Claudio Rigon con Ilvo Diamanti e Mario Isnenghi

“LA STRADA DELLE GALLERIE HA 100 ANNI” a cura di Claudio Rigon (ed. Club Alpino Italiano Sez. di Schio)

“Un lavoro di montaggio molteplice e fascinoso. La costruzione della celebre Strada delle Gallerie-52 sul Pasubio nel corso del 1917 viene raccontata con approccio originale da uno storico della fotografia, Claudio Rigon, particolarmente sensibile anche alla soggettività dei giovani ingegneri ufficiali del Genio che vi si impegnano. Come fotografi dei lavori in corso, essi sono contemporaneamente costruttori e narratori per immagini dell’impresa. Memoria e storia di vita quotidiana in una situazione d’eccezione e anche una re-visione della Grande guerra in sintonia con gli approcci attuali”.

Roberto Keller, editore italiano di Sylvie Schenk, con Alberico Rigoni Stern

“VELOCE LA VITA” di Sylvie Schenk (ed. Keller)

“Un avvincente romanzo di formazione al femminile ambientato nelle Alpi francesi degli anni Cinquanta e Sessanta. Quando la protagonista lascia Lione per sposare un ragazzo tedesco e approda in Germania l’ombra lunga dell’occupazione tedesca e della guerra imprime un’inattesa svolta al racconto in cui grandi e piccole storie si intrecciano costantemente. Una scrittura veloce come la vita del titolo”.

PREMIO IL GUARDIANO DELL’ARCA

OSVALDO DONGILLI

Quest’anno i premiati sono Mandra Schennach (39enne malgara della val del Chiese e titolare di una piccola azienda agricola in Val Vestino) e Gianluigi Rocca (62enne malgaro, pittore e poeta delle Dolomiti di Brenta e dell’ Adamello), con le seguenti motivazioni.

Mandra Schennach con Gianni RigonI Stern

MANDRA SCHENNACH

“Interpreta a pieno titolo gli articoli uno e nove dei principi fondamentali della Costituzione Italiana.

Fin da giovanissima ha lavorato d’estate negli alpeggi della Lombardia, del Trentino e della Svizzera, per undici anni ha gestito con grande professionalità le malghe Stabolone e Rolla: lei casara, il marito pastore.
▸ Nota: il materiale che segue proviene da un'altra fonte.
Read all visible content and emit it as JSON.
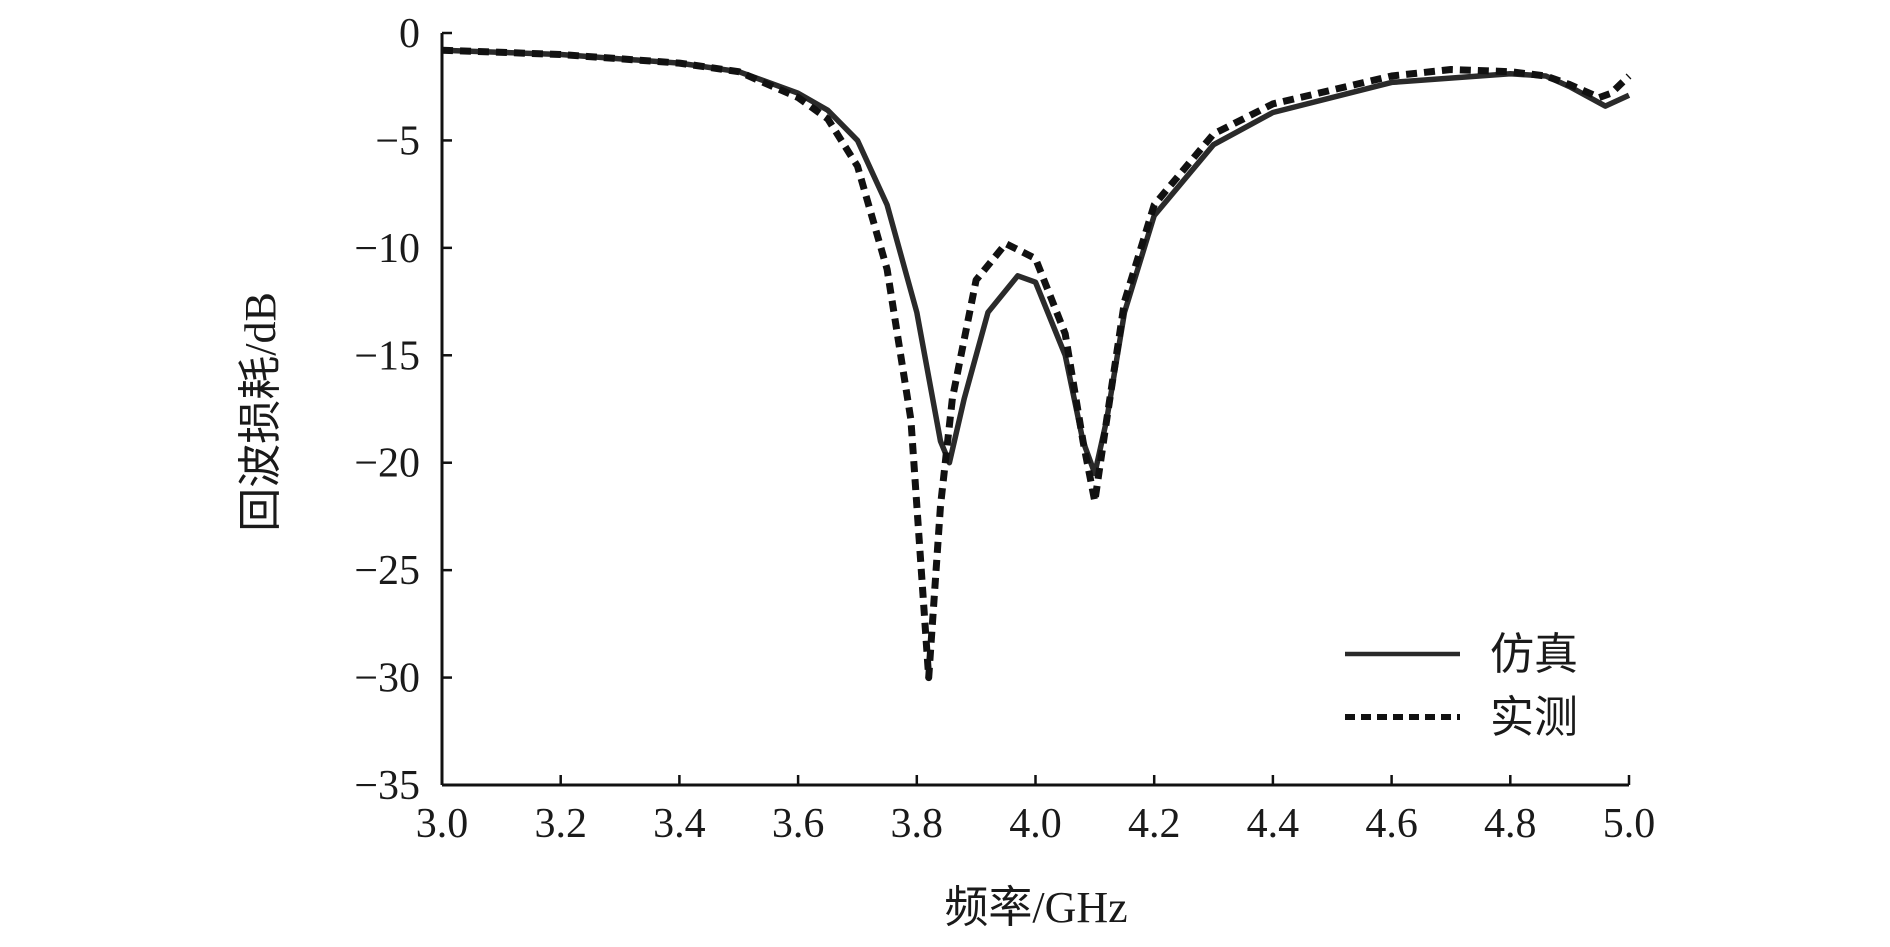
{
  "chart_data": {
    "type": "line",
    "title": "",
    "xlabel": "频率/GHz",
    "ylabel": "回波损耗/dB",
    "xlim": [
      3.0,
      5.0
    ],
    "ylim": [
      -35,
      0
    ],
    "xticks": [
      "3.0",
      "3.2",
      "3.4",
      "3.6",
      "3.8",
      "4.0",
      "4.2",
      "4.4",
      "4.6",
      "4.8",
      "5.0"
    ],
    "yticks": [
      "0",
      "−5",
      "−10",
      "−15",
      "−20",
      "−25",
      "−30",
      "−35"
    ],
    "grid": false,
    "legend_position": "bottom-right",
    "series": [
      {
        "name": "仿真",
        "style": "solid",
        "color": "#2a2a2a",
        "x": [
          3.0,
          3.2,
          3.4,
          3.5,
          3.6,
          3.65,
          3.7,
          3.75,
          3.8,
          3.84,
          3.855,
          3.88,
          3.92,
          3.97,
          4.0,
          4.05,
          4.08,
          4.1,
          4.12,
          4.15,
          4.2,
          4.3,
          4.4,
          4.6,
          4.8,
          4.86,
          4.9,
          4.96,
          5.0
        ],
        "y": [
          -0.8,
          -1.0,
          -1.4,
          -1.8,
          -2.8,
          -3.6,
          -5.0,
          -8.0,
          -13.0,
          -19.0,
          -20.0,
          -17.0,
          -13.0,
          -11.3,
          -11.6,
          -15.0,
          -19.0,
          -20.5,
          -18.0,
          -13.0,
          -8.5,
          -5.2,
          -3.7,
          -2.3,
          -1.9,
          -2.0,
          -2.5,
          -3.4,
          -2.9
        ]
      },
      {
        "name": "实测",
        "style": "dashed",
        "color": "#111111",
        "x": [
          3.0,
          3.2,
          3.4,
          3.5,
          3.6,
          3.65,
          3.7,
          3.75,
          3.79,
          3.82,
          3.84,
          3.86,
          3.9,
          3.95,
          4.0,
          4.05,
          4.08,
          4.1,
          4.12,
          4.15,
          4.2,
          4.3,
          4.4,
          4.6,
          4.7,
          4.8,
          4.86,
          4.9,
          4.95,
          4.97,
          5.0
        ],
        "y": [
          -0.8,
          -1.0,
          -1.4,
          -1.8,
          -3.0,
          -4.0,
          -6.2,
          -11.0,
          -18.0,
          -30.0,
          -22.0,
          -17.0,
          -11.5,
          -9.8,
          -10.5,
          -14.0,
          -19.0,
          -21.8,
          -18.0,
          -12.5,
          -8.0,
          -4.7,
          -3.3,
          -2.0,
          -1.7,
          -1.8,
          -2.0,
          -2.4,
          -3.0,
          -2.8,
          -2.0
        ]
      }
    ]
  }
}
Ottima la gestione di duecento ettari di pascoli con oltre duecento bovini e la produzione di formaggi tipici”.

Gianluigi Rocca con Sandro Flaim del Comitato del Premio

GIANLUIGI ROCCA

“Autentico testimone della tradizione e della cultura alpina, Gianluigi Rocca unisce in una parvenza surreale l’ approfondimento e la ricerca storica, la divulgazione culturale e l’ attività quotidiana, pratica indiscussa della difesa del territorio montano e dei suoi abitanti. Attento osservatore delle problematiche del mondo pastorale cerca in tutti i modi di non disperdere la memoria di quel mondo lasciato in balia della propria vulnerabilità e spesso dimenticato nei territori di un’ oblio dal quale è difficile riportarlo a nuova vita”.